For more CNN info see below 
* https://poloclub.github.io/cnn-explainer/

When relu activation see below
* https://ml-cheatsheet.readthedocs.io/en/latest/activation_functions.html

In [15]:
# Test embedding layer, Conv1D layer and max pooling
from tensorflow.keras import layers

embedding_test = embedding(text2vec(["This is a test sentence"])) # trurn target sequence into embedding
conv_1d = layers.Conv1D(filters=32,
                       kernel_size=5,
                       activation="relu",
                       padding="valid")  # when "valid" the output size is smaller than input, when "same" the output size is the same
conv_1d_output = conv_1d(embedding_test)  # pass test embedding through conv1d layer
max_pool = layers.GlobalMaxPool1D()
max_pool_output = max_pool(conv_1d_output)   # equivalent to "get the most important feature" or "get the feature the highest value"

embedding_test.shape, conv_1d_output.shape, max_pool_output.shape

(TensorShape([1, 15, 128]), TensorShape([1, 11, 32]), TensorShape([1, 32]))

In [16]:
# Create a tensorboard callback ( need to a new one for each model)
from helper_function import create_tensorboard_callback

# Create a directory to save TensorBoard logs
SAVE_DIR = "model_logs"

# Create Conv1D layer model

In [17]:
import tensorflow as tf
from tensorflow.keras import layers
inputs = layers.Input(shape=(1,), dtype = tf.string)
x = text2vec(inputs)
x = embedding(x)
x = layers.Conv1D(filters=64, kernel_size=5, activation="relu", padding="valid")(x)
x = layers.GlobalMaxPool1D()(x)
output = layers.Dense(1, activation="sigmoid")(x)
model_5 = tf.keras.Model(inputs, output, name="model_5_Conv1D")

In [18]:
model_5.summary()

Model: "model_5_Conv1D"
_________________________________________________________________
 Layer (type)                Output Shape              Param #   
 input_1 (InputLayer)        [(None, 1)]               0         
                                                                 
 text_vectorization (TextVec  (None, 15)               0         
 torization)                                                     
                                                                 
 embedding (Embedding)       (None, 15, 128)           1280000   
                                                                 
 conv1d_1 (Conv1D)           (None, 11, 64)            41024     
                                                                 
 global_max_pooling1d_1 (Glo  (None, 64)               0         
 balMaxPooling1D)                                                
                                                                 
 dense (Dense)               (None, 1)              

In [19]:
# Compile model
model_5.compile(loss="binary_crossentropy",
               optimizer=tf.keras.optimizers.Adam(),
               metrics=["accuracy"])

In [22]:
model_5_history = model_5.fit(x=train_sentences,
                             y=train_lables,
                             epochs=5,
                             validation_data=(val_sentences, val_lables),
                             callbacks=[create_tensorboard_callback(SAVE_DIR,
                                                                   "Conv1D")])

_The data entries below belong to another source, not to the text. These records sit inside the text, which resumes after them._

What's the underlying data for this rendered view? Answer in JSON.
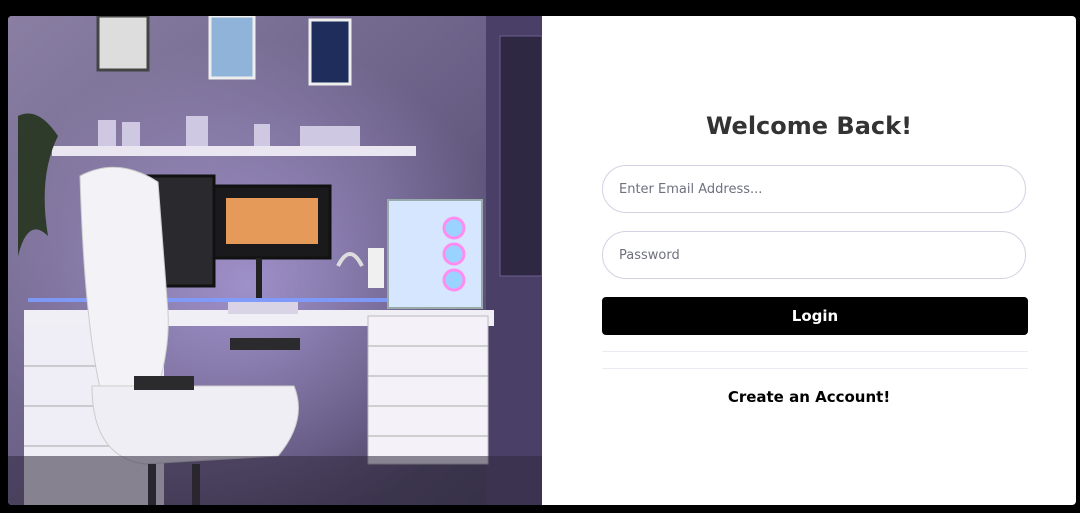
{
  "login": {
    "title": "Welcome Back!",
    "email_placeholder": "Enter Email Address...",
    "password_placeholder": "Password",
    "login_label": "Login",
    "create_account_label": "Create an Account!"
  },
  "colors": {
    "page_background": "#000000",
    "card_background": "#ffffff",
    "button_background": "#000000",
    "field_border": "#d1d3e2",
    "photo_wall": "#6a5f86",
    "led_glow": "#7d9cff"
  },
  "icons": [
    "gaming-setup-photo"
  ]
}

Saving TensorBoard log files to: model_logs/Conv1D/20220102-092036
Epoch 1/5
Epoch 2/5
Epoch 3/5
Epoch 4/5
Epoch 5/5


In [24]:
# Make predictions
model_5_pred_probs = model_5.predict(val_sentences)
model_5_pred_probs[:10]

array([[0.7710103 ],
       [0.01703349],
       [0.99977785],
       [0.00562745],
       [0.48096937],
       [0.99865043],
       [0.923563  ],
       [1.        ],
       [0.94818616],
       [0.9999392 ]], dtype=float32)

In [25]:
# Convert the model prediction to lables format
model_5_pred = tf.squeeze(tf.round(model_5_pred_probs))
model_5_pred[:10]

<tf.Tensor: shape=(10,), dtype=float32, numpy=array([1., 0., 1., 0., 0., 1., 1., 1., 1., 1.], dtype=float32)>

In [26]:
from Evaluation import caluculate_results

caluculate_results(y_true=val_lables,
                  y_pre=model_5_pred)

{'accuracy': 74.1469816272966,
 'prediction': 0.7413901742830225,
 'recall': 0.7414698162729659,
 'f1': 0.7414287125560604}